Eifeltriathlon gefährdet

Eifeltriathlon gefährdet

Mit dem Eifeltriathlon am Kronenburger See sollte im vergangenen Jahr die Triathlon-Tradition in der Eifel wieder aufleben. Ohne einen Namenssponsor ist aber bereits die für Ende Juli geplante zweite Auflage gefährdet.

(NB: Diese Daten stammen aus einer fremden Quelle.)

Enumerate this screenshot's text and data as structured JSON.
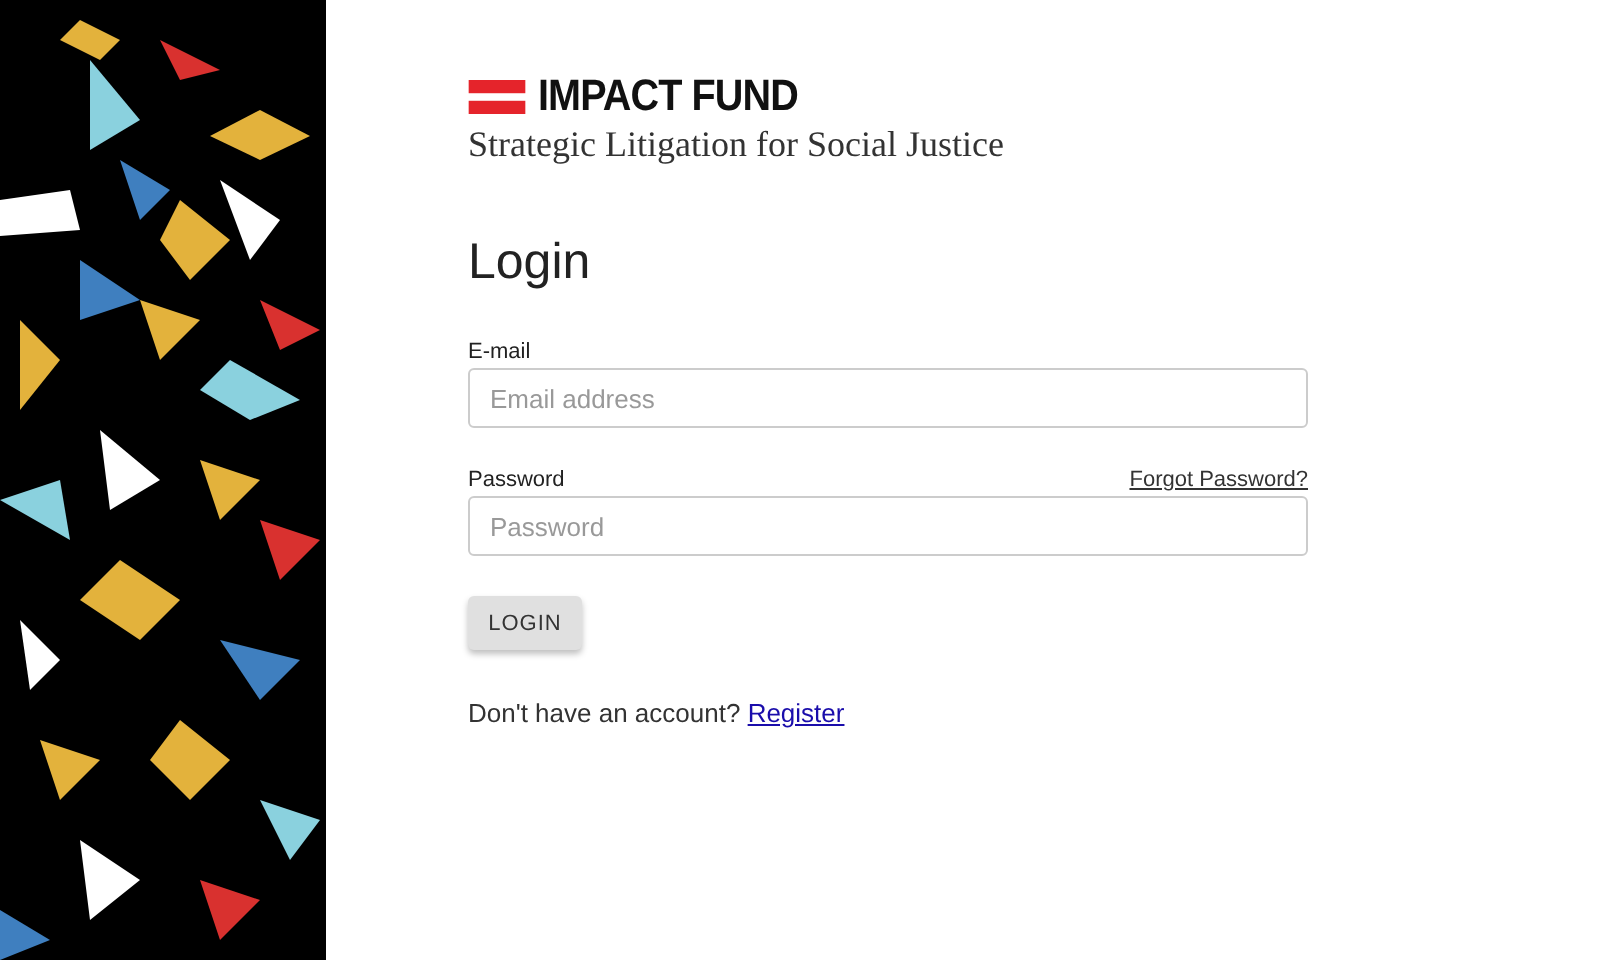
{
  "logo": {
    "name": "IMPACT FUND",
    "tagline": "Strategic Litigation for Social Justice"
  },
  "heading": "Login",
  "fields": [
    {
      "label": "E-mail",
      "placeholder": "Email address"
    },
    {
      "label": "Password",
      "placeholder": "Password",
      "link": "Forgot Password?"
    }
  ],
  "button": "LOGIN",
  "register": {
    "text": "Don't have an account?",
    "link": "Register"
  }
}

Kronenburg/Ormont. (teu) Wolfgang Fandel ist frustriert. Wochenlang hat der 38-Jährige Briefe geschrieben, E-Mails verschickt und Telefonate geführt, um einen Namenssponsor für den Eifeltriathlon zu gewinnen. Ohne Erfolg! Trotz der gelungenen Premiere mit fast 400 Teilnehmern im vergangenen Juli ist eine Wiederauflage ungewiss.Damit droht der Triathlon-Tradition in der Eifel - zumindest was Veranstaltungen betrifft - nach einem kurzem Aufbäumen endgültig das Ende. Im Jahr 1982 fand in Gerolstein der erste Triathlon Deutschlands statt. Die Sprudelstadt war mehr als ein Jahrzehnt eine nationale Hochburg des Ausdauerdreikampfes aus Schwimmen, Radfahren und Laufen. 2002, 20 Jahre nach der deutschlandweiten Premiere, fand der letzte Wettkampf dieser Art in Gerolstein statt.Von einer solch langen Tradition kann das Organisationsteam am Kronenburger See vorerst nur träumen. Der zweite Eifeltriathlon ist zwar für den 26. Juli geplant, der Ausrichterverein FC Ormont hat sich aber eine klare Vorgabe gegeben: So sehr man sich eine Triathlon-Veranstaltung wünscht, die Nachwuchsarbeit der Triathlon- und Leichtathletik-Abteilung darf durch die finanziellen Risiken nicht gefährdet werden. Deshalb geht es ohne Namenssponsor nicht. "Wir benötigen für den Triathlon insgesamt 5000 bis 7000 Euro. Etwa die Hälfte davon soll durch den Namenssponsor aufgebracht werden", erklärt Fandel.Eine Frist bis zum 31. Januar hat sich das Organisationsteam gesetzt. "Eine kurzfristige Absage soll es im Sinne der Athleten, die sich ja zielgerichtet auf den Wettkampf vorbereiten, nicht geben", sagt Fandel. Die Hoffnung, dass die Triathlon-Tradition in der Eifel weiterlebt, hat er noch nicht aufgegeben. Die Vereinsmitglieder des FC Ormont und alle anderen ehrenamtlichen Helfer, einige kleinere und mittlere Sponsoren und Gönner seien weiterhin im Boot. Die Bereitschaft anzupacken sei da. Nur der Namenssponsor fehle, um richtig loszulegen.